Ditegaskan Ibnu Miskawih bahwa kebaikan yang sempurna adalah kebahagian merupakan akhir kebaikan dan kebaikan yang paling utama. Pada akhirnya beliau menyatakan bahwa tingkatan kebajikan terakhir adalah apabila seluruh perbuatan manusia bersifat Ilahi.
Dalam kehidupan manusia terdapat kewajiban berbuat baik dan menghindari perbuatan jelek/buruk yang bersifat universal dan merupakan keharusan moral, berdasarkan kodrati kemanusiaan. Berdasarkan itu manusia mengerti segala kewajibannya sebagai perintah Tuhan. Itulah sebetulnya bukti tentang adanya Tuhan, dan bukti itu adalah bukti yang praktis.
Bila diklasifikasikan berdasarkan dimensi, menurut Al-Ghazali, akhlak mempunyai tiga dimensi, yaitu: dimensi diri, yakni orang dengan dirinya dan Tuhannya seperti ibadah dan shalat; dimensi sosial, yakni masyarakat, pemerintah dan pergaulannya dengan sesamanya; dan dimensi metafisis, yakni aqidah dan pegangan dasarnya.
Ketuhanan adalah dasar dari seluruh kesusilaan dan tujuan kesusilaan.
Tanpa ketuhanan tidak mungkin ada kesusilaan yang berkembang.

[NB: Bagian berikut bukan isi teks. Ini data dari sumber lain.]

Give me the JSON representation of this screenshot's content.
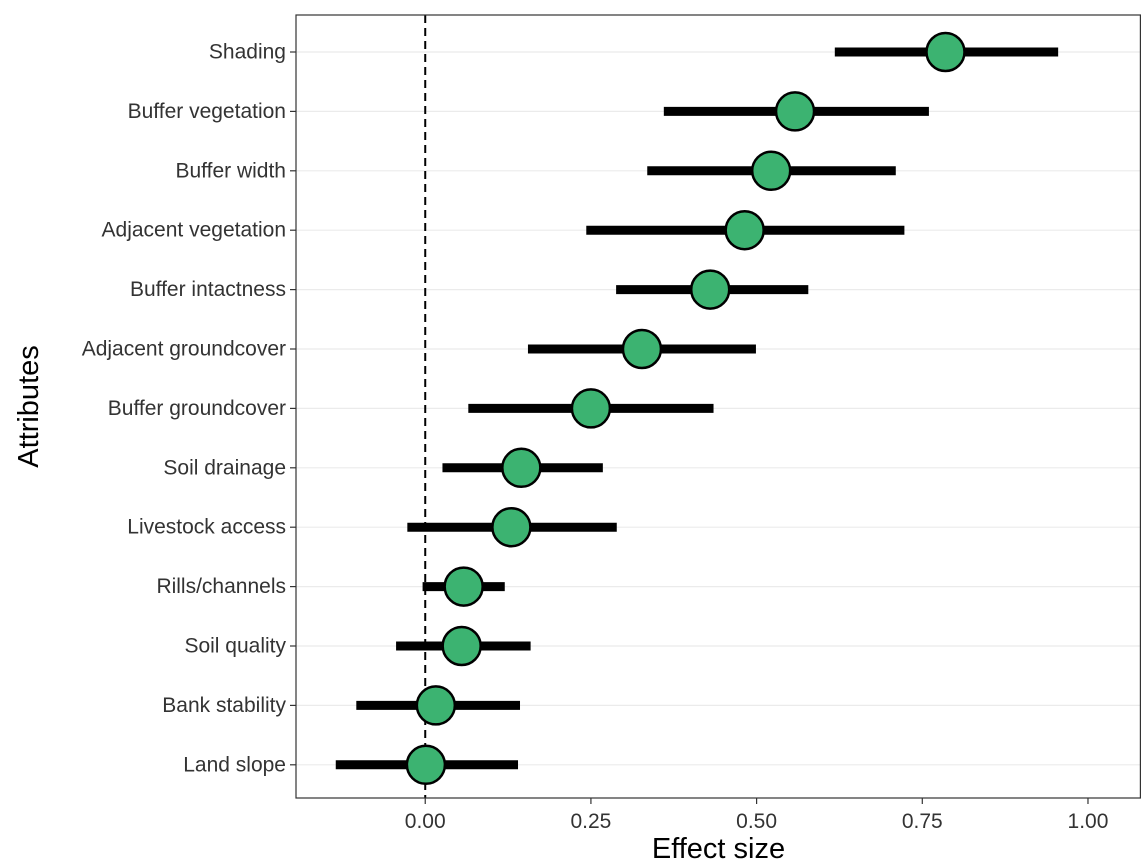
{
  "chart_data": {
    "type": "scatter",
    "subtype": "forest-plot",
    "title": "",
    "xlabel": "Effect size",
    "ylabel": "Attributes",
    "xlim": [
      -0.195,
      1.08
    ],
    "xticks": [
      0.0,
      0.25,
      0.5,
      0.75,
      1.0
    ],
    "xtick_labels": [
      "0.00",
      "0.25",
      "0.50",
      "0.75",
      "1.00"
    ],
    "reference_line": {
      "x": 0,
      "style": "dashed"
    },
    "grid": {
      "horizontal": true,
      "vertical": false
    },
    "legend": "none",
    "point_color": "#3cb371",
    "interval_color": "#000000",
    "categories": [
      "Shading",
      "Buffer vegetation",
      "Buffer width",
      "Adjacent vegetation",
      "Buffer intactness",
      "Adjacent groundcover",
      "Buffer groundcover",
      "Soil drainage",
      "Livestock access",
      "Rills/channels",
      "Soil quality",
      "Bank stability",
      "Land slope"
    ],
    "estimate": [
      0.785,
      0.558,
      0.522,
      0.482,
      0.43,
      0.327,
      0.25,
      0.145,
      0.13,
      0.058,
      0.055,
      0.016,
      0.001
    ],
    "lower": [
      0.618,
      0.36,
      0.335,
      0.243,
      0.288,
      0.155,
      0.065,
      0.026,
      -0.027,
      -0.004,
      -0.044,
      -0.104,
      -0.135
    ],
    "upper": [
      0.955,
      0.76,
      0.71,
      0.723,
      0.578,
      0.499,
      0.435,
      0.268,
      0.289,
      0.12,
      0.159,
      0.143,
      0.14
    ]
  }
}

Kebenaran teristimewa dalam ilmu akhlak/etika adalah postulat : adanya Tuhan, kebebasan kehendak, dan keabadian jiwa.

2.3 Pengertian Keburukan
Keburukan merupakan lawan dari kebaikan. Apabila seseorang melakukan suatua keburukan maka akan bernilai dosa dimata Allah, dan kebanyakan keburukan ini apabila dilakukan bisa merugikan orang lain. Dan ingatlah apabila kita melakukan keburukan ini kepada orang lain mungkin suatu saat keburukan akan menimpa kita pula karena sesungguhnya Allah itu Maha Adil.

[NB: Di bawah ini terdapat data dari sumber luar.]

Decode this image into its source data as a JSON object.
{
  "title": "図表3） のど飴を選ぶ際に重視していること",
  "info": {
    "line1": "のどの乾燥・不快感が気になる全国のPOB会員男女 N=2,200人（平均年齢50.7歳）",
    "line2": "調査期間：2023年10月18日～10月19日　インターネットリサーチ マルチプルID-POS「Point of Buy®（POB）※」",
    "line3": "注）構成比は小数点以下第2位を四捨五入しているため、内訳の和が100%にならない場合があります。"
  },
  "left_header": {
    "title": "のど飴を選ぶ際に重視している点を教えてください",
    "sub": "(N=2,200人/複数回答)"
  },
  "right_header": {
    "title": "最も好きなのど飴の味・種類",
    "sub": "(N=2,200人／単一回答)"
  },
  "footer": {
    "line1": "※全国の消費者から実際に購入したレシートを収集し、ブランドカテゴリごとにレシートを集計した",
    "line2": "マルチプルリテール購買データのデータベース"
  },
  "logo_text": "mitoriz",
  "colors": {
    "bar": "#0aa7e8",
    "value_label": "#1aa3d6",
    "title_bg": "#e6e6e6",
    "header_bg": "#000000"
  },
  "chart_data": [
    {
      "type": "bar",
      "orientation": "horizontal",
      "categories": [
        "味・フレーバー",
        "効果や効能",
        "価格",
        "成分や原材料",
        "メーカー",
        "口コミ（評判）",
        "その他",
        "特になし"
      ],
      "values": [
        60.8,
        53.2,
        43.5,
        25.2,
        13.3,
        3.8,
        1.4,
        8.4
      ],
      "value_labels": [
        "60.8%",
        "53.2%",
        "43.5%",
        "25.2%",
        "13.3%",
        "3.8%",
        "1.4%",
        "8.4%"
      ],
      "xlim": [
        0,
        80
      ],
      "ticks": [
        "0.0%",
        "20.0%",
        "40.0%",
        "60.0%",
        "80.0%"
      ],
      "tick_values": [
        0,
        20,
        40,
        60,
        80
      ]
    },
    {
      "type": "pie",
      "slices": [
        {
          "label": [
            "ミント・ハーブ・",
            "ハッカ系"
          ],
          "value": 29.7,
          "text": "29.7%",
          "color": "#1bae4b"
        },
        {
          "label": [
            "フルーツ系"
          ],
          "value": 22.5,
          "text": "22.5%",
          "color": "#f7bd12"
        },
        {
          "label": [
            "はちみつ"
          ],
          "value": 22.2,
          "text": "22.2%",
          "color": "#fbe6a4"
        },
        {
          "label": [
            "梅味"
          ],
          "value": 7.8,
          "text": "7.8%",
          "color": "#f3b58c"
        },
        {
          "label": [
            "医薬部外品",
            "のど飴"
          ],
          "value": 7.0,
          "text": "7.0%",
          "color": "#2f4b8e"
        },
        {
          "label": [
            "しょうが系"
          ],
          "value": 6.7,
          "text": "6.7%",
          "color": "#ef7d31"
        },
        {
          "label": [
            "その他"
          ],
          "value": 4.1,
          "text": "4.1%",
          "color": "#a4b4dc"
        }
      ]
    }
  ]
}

إِنْ أَحْسَنْتُمْ أَحْسَنْتُمْ لأنْفُسِكُمْ وَإِنْ أَسَأْتُمْ فَلَهَا فَإِذَا جَاءَ وَعْدُ الآخِرَةِ لِيَسُوءُوا وُجُوهَكُمْ وَلِيَدْخُلُوا الْمَسْجِدَ كَمَا دَخَلُوهُ أَوَّلَ مَرَّةٍ وَلِيُتَبِّرُوا مَا عَلَوْا تَتْبِيرًا
“Jika kamu berbuat baik (berarti) kamu berbuat baik untuk dirimu sendiri. Dan jika kamu berbuat jahat, maka (kerugian kejahatan) itu untuk dirimu sendiri. Apabila datang saat hukuman (kejahatan) yang kedua, (Kami bangkitkan musuhmu) untuk menyuramkan wajahmu lalu mereka masuk ke dalam masjid (Masjidil Aqsa), sebagaimana ketika mereka memasukinya pertama kali dan mereka membinasakan apa saja yang mereka kuasai.” (QS. Al-Isra’ : 7)
Maksud dari ayat ini  Karena manfaatnya kembali kepada kamu, bahkan ketika di dunia, saat kamu berbuat ihsan kamu dapat mengalahkan musuhmu. Sebagaimana Allah Subhaanahu wa Ta'aala telah memberikan kekuasaan kepada musuhmu terhadap kamu ketika kamu melakukan berbagai kemaksiatan. Yakni membuatmu sedih dengan kesedihan yang nampak di wajahmu karena adanya pembunuhan dan penawanan. Sebagaimana sebelumnya. Mereka membinasakan rumah-rumahmu, masjid-masjid, dan ladang tempat kamu bercocok tanam.

2.4 Perilaku Keburukan
Akhlak tercela yang diinformasikan Alquran memberikan gambaran bahwa perilaku itu merupakan kemenangan tabiat buruk manusia. Seperti telah dijelaskan pada keterangan yang telah lalu, pada dasarnya kecenderungan manusia kepada keburukan dipengaruhi oleh hawa dan syahwatnya. Oleh karena itu, wajar bila Alquran menjelaskan bahwa menuruti hawa nafsu merupakan akhlak tercela. Akhlak tercela juga menggambarkan kebodohan, kesombongan, kerakusan dan sifat-sifat lainya yang menandakan manusia dikendalikan oleh syahwah-nya.

2.5 Pengertian Keadilan
Keadilan dalam bahasa sebenarnya adalah memberikan sesuatu pada tempatnya, adil bukan berarti sama rata, melainkan memberikan sesuatu pada orang yang tepat sesuai dengan aturan yang berlaku. Dalam pengertian keadilan ada beberapa macam pengertian yang diungkapkan oleh para ahli ilmu kemanusiaan, berikut adalah beberapa pendapat dari para ahli mengenai pengertian keadilan.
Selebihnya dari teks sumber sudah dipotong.